Identifying the coefficients to the constant series $1$ gives:

$\begin{cases} 2a_0=1\\ -7a_0+2a_1=0\\ -9a_{n-2}-7a_{n-1}+2a_n=0\quad\forall n\ge 2\\ \end{cases}$

The characteristic equation of this linear induction relation

$2r^2-7r-9=(r+1)(2r-9)=0\quad$ has roots $-1$ and $\frac 92$.

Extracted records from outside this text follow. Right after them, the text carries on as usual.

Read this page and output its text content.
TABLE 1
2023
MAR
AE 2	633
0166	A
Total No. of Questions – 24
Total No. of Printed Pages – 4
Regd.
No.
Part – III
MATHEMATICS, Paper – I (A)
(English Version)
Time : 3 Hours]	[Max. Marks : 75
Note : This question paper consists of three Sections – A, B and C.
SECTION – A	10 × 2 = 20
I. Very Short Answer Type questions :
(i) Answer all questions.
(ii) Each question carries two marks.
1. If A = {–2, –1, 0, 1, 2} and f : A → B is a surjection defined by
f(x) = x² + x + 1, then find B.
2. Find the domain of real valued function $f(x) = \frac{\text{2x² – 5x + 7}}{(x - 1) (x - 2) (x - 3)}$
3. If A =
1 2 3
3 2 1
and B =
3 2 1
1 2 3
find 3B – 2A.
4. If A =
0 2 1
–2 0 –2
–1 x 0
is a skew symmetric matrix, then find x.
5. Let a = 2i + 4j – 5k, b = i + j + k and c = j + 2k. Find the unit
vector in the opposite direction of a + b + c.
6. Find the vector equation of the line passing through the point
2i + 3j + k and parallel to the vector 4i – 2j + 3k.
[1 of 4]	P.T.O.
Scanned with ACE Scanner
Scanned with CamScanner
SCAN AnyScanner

Thus $a_n=A(-1)^n+B(\frac 92)^n$

Solving for initial terms $a_0=\frac 12,\ a_1=\frac 74$ gives $A=\frac 1{11}$ and $B=\frac 9{22}$

Finally $$a_n=\dfrac{(-1)^n+\left(\frac 92\right)^{n+1}}{11}$$

Answer 2

Using partial fractions, we have $$\frac{1}{(1+x)(2-9x)} = \frac{1}{11} \cdot \frac{1}{x+1} - \frac{9}{11} \cdot \frac{1}{9x-2}.$$ From here, use infinite geometric series to expand the fractions, and add the terms.

Answer 3

If you prefer to avoid computing derivatives then you could rewrite it as $$\frac{1}{(1+x)(2-9x)}=\frac{1}{11} \left (\frac{1}{1+x}+\frac{9}{2-9x} \right)$$ Then $$\frac{1}{1+x}= \sum_{k\ge 0} (-x)^k$$ $$\frac{9}{2-9x}=\frac{9}{2} \frac{1}{1-\frac{9}{2}x} = \sum_{k\ge 0} \frac{9^{k+1}x^k}{2^{k+1}}$$

Thus you get that the coefficient of $x^k$ is

$$\frac{ 9^{k+1}- (-2)^{k+1}}{11\cdot 2^{k+1}}$$